If $\sum\limits_{n=1}^\infty a_n$ is convergent, then so is $\sum\limits_{n=1}^\infty\frac{a_n}{n}$ If $\sum\limits_{n=1}^\infty a_n$ converges, is the series $\sum\limits_{n=1}^\infty\dfrac{a_n}{n}$ also convergent? 

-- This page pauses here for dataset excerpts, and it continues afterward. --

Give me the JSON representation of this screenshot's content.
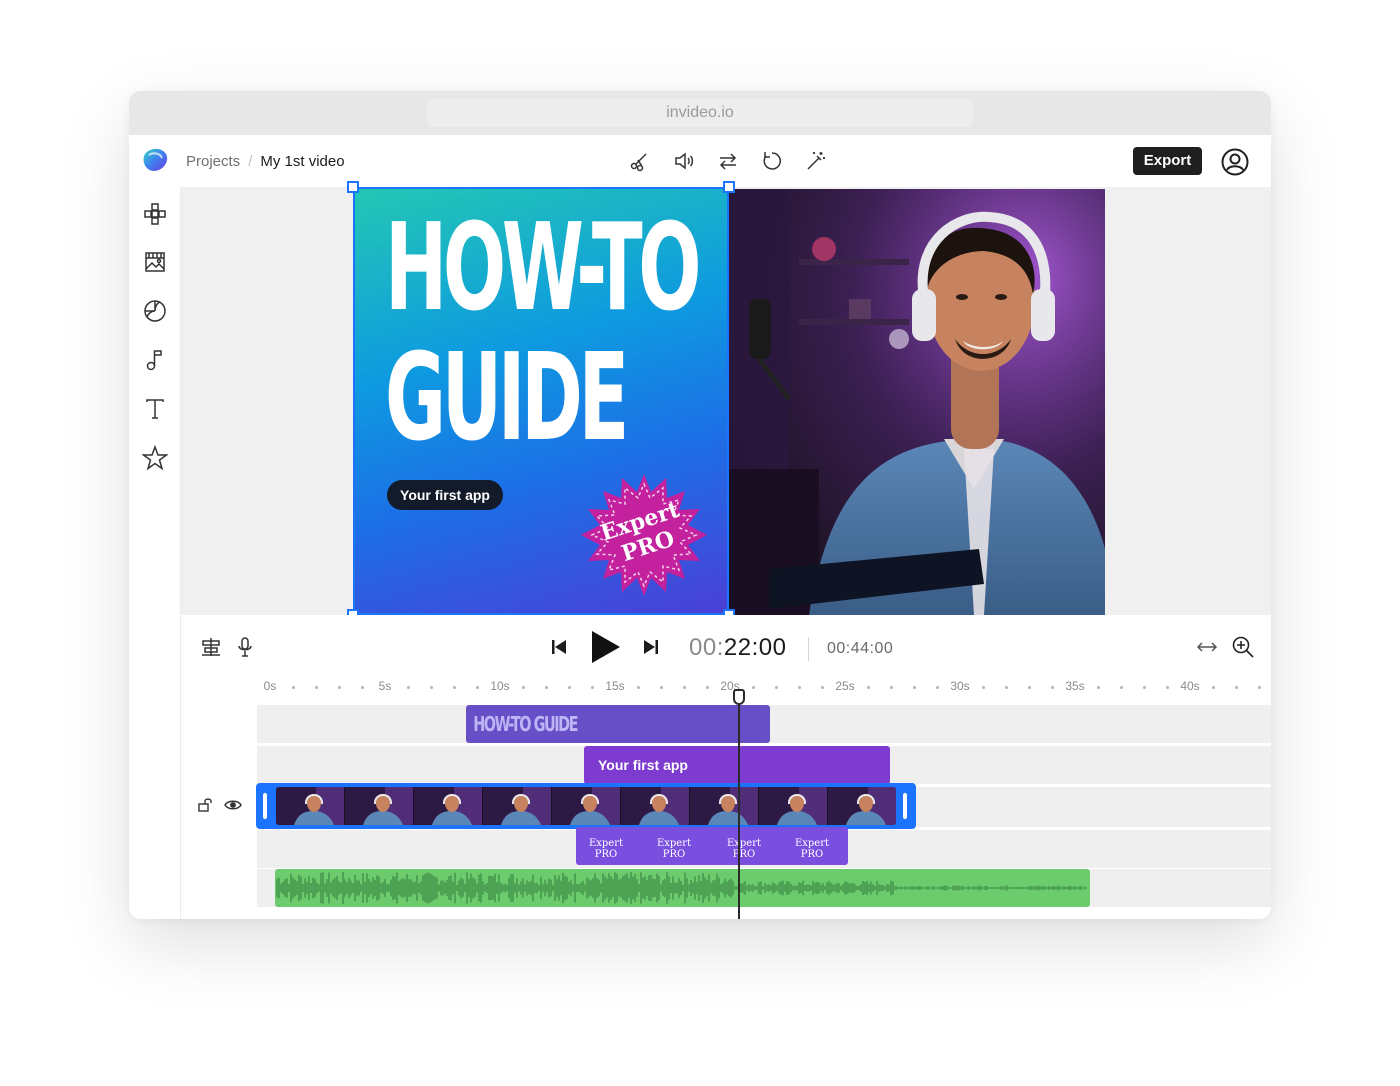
{
  "browser": {
    "url": "invideo.io"
  },
  "header": {
    "breadcrumb": {
      "projects": "Projects",
      "separator": "/",
      "current": "My 1st video"
    },
    "toolbar": [
      "scissors-icon",
      "volume-icon",
      "swap-icon",
      "rotate-icon",
      "magic-wand-icon"
    ],
    "export_label": "Export",
    "account_icon": "user-circle-icon"
  },
  "sidebar": {
    "items": [
      "elements-icon",
      "media-icon",
      "shapes-icon",
      "music-icon",
      "text-icon",
      "star-icon"
    ]
  },
  "canvas": {
    "title_line1": "HOW-TO",
    "title_line2": "GUIDE",
    "subtitle_pill": "Your first app",
    "badge_line1": "Expert",
    "badge_line2": "PRO",
    "gradient": [
      "#23c7b4",
      "#0e9ae0",
      "#1c6fe6",
      "#4b3fd6"
    ],
    "badge_color": "#c4219e"
  },
  "timeline": {
    "current_time_prefix": "00:",
    "current_time_rest": "22:00",
    "total_time": "00:44:00",
    "ruler_labels": [
      "0s",
      "5s",
      "10s",
      "15s",
      "20s",
      "25s",
      "30s",
      "35s",
      "40s"
    ],
    "clips": {
      "title": "HOW-TO GUIDE",
      "subtitle": "Your first app",
      "sticker_line1": "Expert",
      "sticker_line2": "PRO"
    },
    "colors": {
      "title_clip": "#6750c7",
      "text_clip": "#7e3bd0",
      "video_border": "#1c73ff",
      "sticker_clip": "#7a4fe0",
      "audio_clip": "#6ccb6c"
    }
  }
}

I've found an answer online that said the second series is convergent,but it did't give the proof,I have no idea how to prove it is true or not.
 A: Set
$$
s_n=a_1+\cdots+a_n, \quad n\in\mathbb N.
$$
Then $\{s_n\}$ converges, say to $s\in\mathbb R$. Next
$$
\sum_{k=1}^n\frac{a_k}{k}=\sum_{k=1}^n\frac{s_k-s_{k-1}}{k}=
\sum_{k=1}^n\frac{s_k}{k}-
\sum_{k=2}^n\frac{s_{k-1}}{k}=
\sum_{k=1}^n\frac{s_k}{k}-
\sum_{k=1}^{n-1}\frac{s_{k}}{k+1}\\=
\sum_{k=2}^ns_k\left(\frac{1}{k}-\frac{1}{k+1}\right)+\frac{s_n}{n}
=
\sum_{k=2}^n\frac{s_k}{k(k+1)}+\frac{s_n}{n}.
$$ 
Clearly, $\dfrac{s_n}{n}\to 0$, and 
$$
\sum_{k=2}^n\frac{|s_k|}{k(k+1)}\le M\sum_{k=2}^n\frac{1}{k(k+1)}< \frac{M}{2},
$$
where $M$ is an upper bound of $\{|s_n|\}$, and hence
$$
\sum_{k=2}^n\frac{s_k}{k(k+1)}
$$
converges, due to the Comparison Test.
A: Dirichlet's test states that if the partial sums of $\{a_n\}_{n\geq 1}$ are bounded and $\{b_n\}_{n\geq 1}$ is decreasing towards zero then $\sum_{n\geq 1}a_n b_n$ is convergent (by summation by parts). If $\sum_{n\geq 1}a_n$ is convergent its partial sums are clearly bounded, and $\left\{\frac{1}{n}\right\}_{n\geq 1}$ is blatantly decreasing towards zero. It follows that
$$ \sum_{n\geq 1}a_n\text{ is convergent}\quad\Longrightarrow\quad \sum_{n\geq 1}\frac{a_n}{n}\text{ is convergent}.$$
Kronecker's lemma provides a sort of converse statement:
$$ \sum_{n\geq 1}\frac{a_n}{n}\text{ is convergent}\quad\Longrightarrow\quad a_1+a_2+\ldots+a_n = o(n).$$